Again this is some labour intensive work, much like the grid making, you have some time to chill now. Maybe read up on the maths behind this tranformation as well, in the paper Dougenik, J. A., Chrisman, N. R., & Niemeyer, D. R. (1985). An Algorithm To Construct Continuous Area Cartograms. In The Professional Geographer, 37(1), 75-81..

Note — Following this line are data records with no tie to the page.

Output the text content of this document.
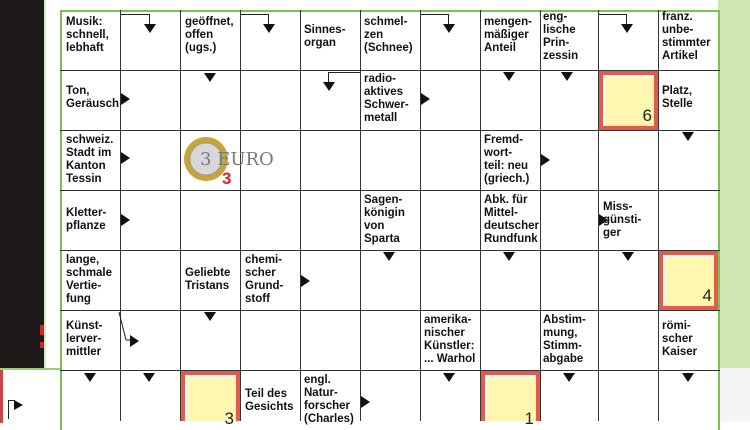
Musik:
schnell,
lebhaft
geöffnet,
offen
(ugs.)
Sinnes-
organ
schmel-
zen
(Schnee)
mengen-
mäßiger
Anteil
eng-
lische
Prin-
zessin
franz.
unbe-
stimmter
Artikel
Ton,
Geräusch
radio-
aktives
Schwer-
metall
Platz,
Stelle
schweiz.
Stadt im
Kanton
Tessin
Fremd-
wort-
teil: neu
(griech.)
Kletter-
pflanze
Sagen-
königin
von
Sparta
Abk. für
Mittel-
deutscher
Rundfunk
Miss-
günsti-
ger
lange,
schmale
Vertie-
fung
Geliebte
Tristans
chemi-
scher
Grund-
stoff
Künst-
lerver-
mittler
amerika-
nischer
Künstler:
... Warhol
Abstim-
mung,
Stimm-
abgabe
römi-
scher
Kaiser
Teil des
Gesichts
engl.
Natur-
forscher
(Charles)
6
4
3	1
3 EURO
3
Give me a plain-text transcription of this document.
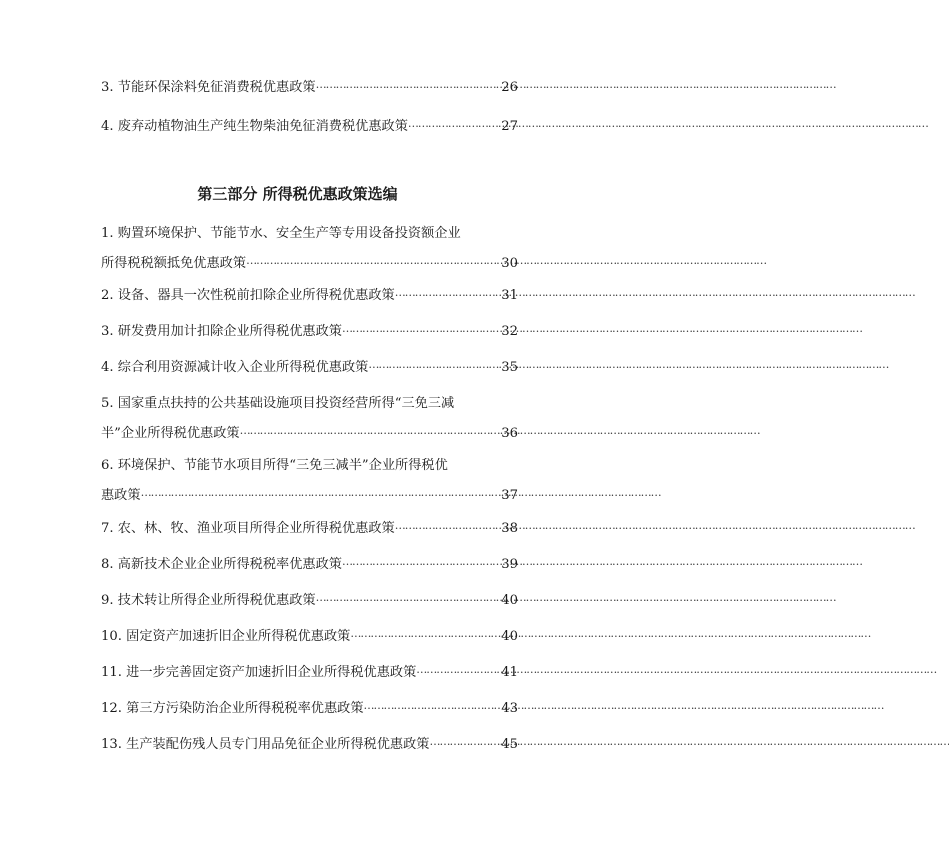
3. 节能环保涂料免征消费税优惠政策 …………………………………………………………………………………………………………………………………………	26
4. 废弃动植物油生产纯生物柴油免征消费税优惠政策 …………………………………………………………………………………………………………………………………………	27
第三部分 所得税优惠政策选编
1. 购置环境保护、节能节水、安全生产等专用设备投资额企业
所得税税额抵免优惠政策 …………………………………………………………………………………………………………………………………………	30
2. 设备、器具一次性税前扣除企业所得税优惠政策 …………………………………………………………………………………………………………………………………………	31
3. 研发费用加计扣除企业所得税优惠政策 …………………………………………………………………………………………………………………………………………	32
4. 综合利用资源减计收入企业所得税优惠政策 …………………………………………………………………………………………………………………………………………	35
5. 国家重点扶持的公共基础设施项目投资经营所得“三免三减
半”企业所得税优惠政策 …………………………………………………………………………………………………………………………………………	36
6. 环境保护、节能节水项目所得“三免三减半”企业所得税优
惠政策 …………………………………………………………………………………………………………………………………………	37
7. 农、林、牧、渔业项目所得企业所得税优惠政策 …………………………………………………………………………………………………………………………………………	38
8. 高新技术企业企业所得税税率优惠政策 …………………………………………………………………………………………………………………………………………	39
9. 技术转让所得企业所得税优惠政策 …………………………………………………………………………………………………………………………………………	40
10. 固定资产加速折旧企业所得税优惠政策 …………………………………………………………………………………………………………………………………………	40
11. 进一步完善固定资产加速折旧企业所得税优惠政策 …………………………………………………………………………………………………………………………………………	41
12. 第三方污染防治企业所得税税率优惠政策 …………………………………………………………………………………………………………………………………………	43
13. 生产装配伤残人员专门用品免征企业所得税优惠政策 …………………………………………………………………………………………………………………………………………	45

I do have a tip for you if you want to make sure the process does not take too long. You can set a parameter in the cartogram function which is the “itermax” parameter. This specifies the maximum number of iterations we are happy with. If you don’t specify it’s set to 15. Let’s set to 5 for the sake of speed:

# construct a cartogram using the percentage voting leave
eu_cartogram <- cartogram_cont(eu_sf, "Electorate", itermax = 5)
## Mean size error for iteration 1: 4.11884641547245
## Mean size error for iteration 2: 21.1096266805133
## Mean size error for iteration 3: 3.05848955329872
## Mean size error for iteration 4: 2.51480273537651
## Mean size error for iteration 5: 2.92812701653567

And if your cartogram has been created, you can now plot again the referendum results, but using the electorate to change the size of the locad authority:

ggplot() +
  geom_sf(data = eu_cartogram, aes(fill = Pct_Leave)) 

We can now see London much better, and see that darker coloured cluster where much smaller percentage of people voted leave.

Okay that’s probably enough for the day. Nice work crime mappers!